At about 4 pm that day, Harpeet said, the protesters were asked to return to the Singhu border. 

“As we looked for an autorickshaw to take us back, we saw a private bus in which some of our Punjabi brothers were already seated, so we entered the bus,” explained Harpeet about the events of the rest of the day. “Later I realised that the bus was a police vehicle that had been picking up protesters from different places. I was taken to a police station in western Delhi and then sent to Tihar jail after a police case was registered against me. One month later, a local court released me on bail.”

 Harpeet is charged with 14 offences relating to rioting, assault, conspiracy and violation of the Epidemic Disease Act and Disaster Management Act. 

 Pradeep Singh, a 30-year-old farmer from Bansipura village in Ludhiana district, also claimed that he had been falsely implicated. 

Farmers on their tractors move towards Delhi during their rally on Republic Day, at Singhu border in New Delhi, Tuesday, January 26, 2021. Photo: PTI/Shahbaz Khan

He told The Wire that the day after the tractor rally on January 26, he and some other men had gone to various police stations in Delhi to seek the protesters who had not returned to the Singhu border after the rally. 

“Upon arriving at a police station, we were not allowed to leave. We were arrested sometime later and then sent to Tihar jail,” he claimed.  

According to Vaid, the Punjab Vidhan Sabha committee has recommended to the state government that it should take up with the Centre the issue of having these cases withdrawn.

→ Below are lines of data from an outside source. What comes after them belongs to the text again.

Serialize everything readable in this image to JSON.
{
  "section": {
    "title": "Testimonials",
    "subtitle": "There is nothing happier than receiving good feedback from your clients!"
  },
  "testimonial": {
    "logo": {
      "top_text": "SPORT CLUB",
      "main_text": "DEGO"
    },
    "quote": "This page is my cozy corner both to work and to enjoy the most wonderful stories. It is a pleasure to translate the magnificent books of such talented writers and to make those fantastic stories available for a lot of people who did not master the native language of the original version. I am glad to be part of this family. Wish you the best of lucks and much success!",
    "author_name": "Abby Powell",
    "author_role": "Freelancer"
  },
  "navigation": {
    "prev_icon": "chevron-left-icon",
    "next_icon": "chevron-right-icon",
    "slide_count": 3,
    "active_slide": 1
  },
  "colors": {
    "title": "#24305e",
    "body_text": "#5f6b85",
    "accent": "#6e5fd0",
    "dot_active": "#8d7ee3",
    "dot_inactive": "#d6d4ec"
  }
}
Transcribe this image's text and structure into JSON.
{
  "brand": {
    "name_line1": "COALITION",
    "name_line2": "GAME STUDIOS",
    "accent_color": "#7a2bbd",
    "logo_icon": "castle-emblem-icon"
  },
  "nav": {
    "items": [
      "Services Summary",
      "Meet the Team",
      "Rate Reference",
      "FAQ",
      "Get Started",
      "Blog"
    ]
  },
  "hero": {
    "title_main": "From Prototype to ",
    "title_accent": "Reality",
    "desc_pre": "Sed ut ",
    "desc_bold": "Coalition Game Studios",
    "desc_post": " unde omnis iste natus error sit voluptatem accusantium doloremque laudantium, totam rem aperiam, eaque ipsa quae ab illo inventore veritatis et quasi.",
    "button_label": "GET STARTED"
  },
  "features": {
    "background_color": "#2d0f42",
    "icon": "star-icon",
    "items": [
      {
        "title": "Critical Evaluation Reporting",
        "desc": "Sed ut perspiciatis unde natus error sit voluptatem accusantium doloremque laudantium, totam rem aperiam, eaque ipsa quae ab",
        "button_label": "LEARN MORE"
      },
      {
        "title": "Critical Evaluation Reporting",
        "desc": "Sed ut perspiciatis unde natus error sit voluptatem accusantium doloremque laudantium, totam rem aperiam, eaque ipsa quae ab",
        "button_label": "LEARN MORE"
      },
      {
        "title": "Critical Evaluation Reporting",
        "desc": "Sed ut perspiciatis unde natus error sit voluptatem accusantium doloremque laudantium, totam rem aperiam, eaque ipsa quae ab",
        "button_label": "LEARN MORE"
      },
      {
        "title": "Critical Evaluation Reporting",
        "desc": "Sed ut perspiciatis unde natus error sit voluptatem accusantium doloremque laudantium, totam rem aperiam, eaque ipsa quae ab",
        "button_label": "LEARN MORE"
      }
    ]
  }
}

“The people who have been charged in these cases should also be given free legal aid and financial help and compensation from the government given that the farmers were ill-treated in jails after being implicated in false cases,” he said.

“We have several other important recommendations in our report. But the report can’t be made public before it is duly tabled on the floor of the Punjab Vidhan Sabha house most probably in the next assembly session,” Vaid added.

Also on the Vidhan Sabha committee were Kulbir Singh Zira and Fatehjung Singh Bajwa, both MLAs from the Congress, Sarabjit Kaur Manuke, an MLA from the Aam Aadmi Party and Harinderpal Singh Chandumajra, an MLA from the Shiromani Akali Dal.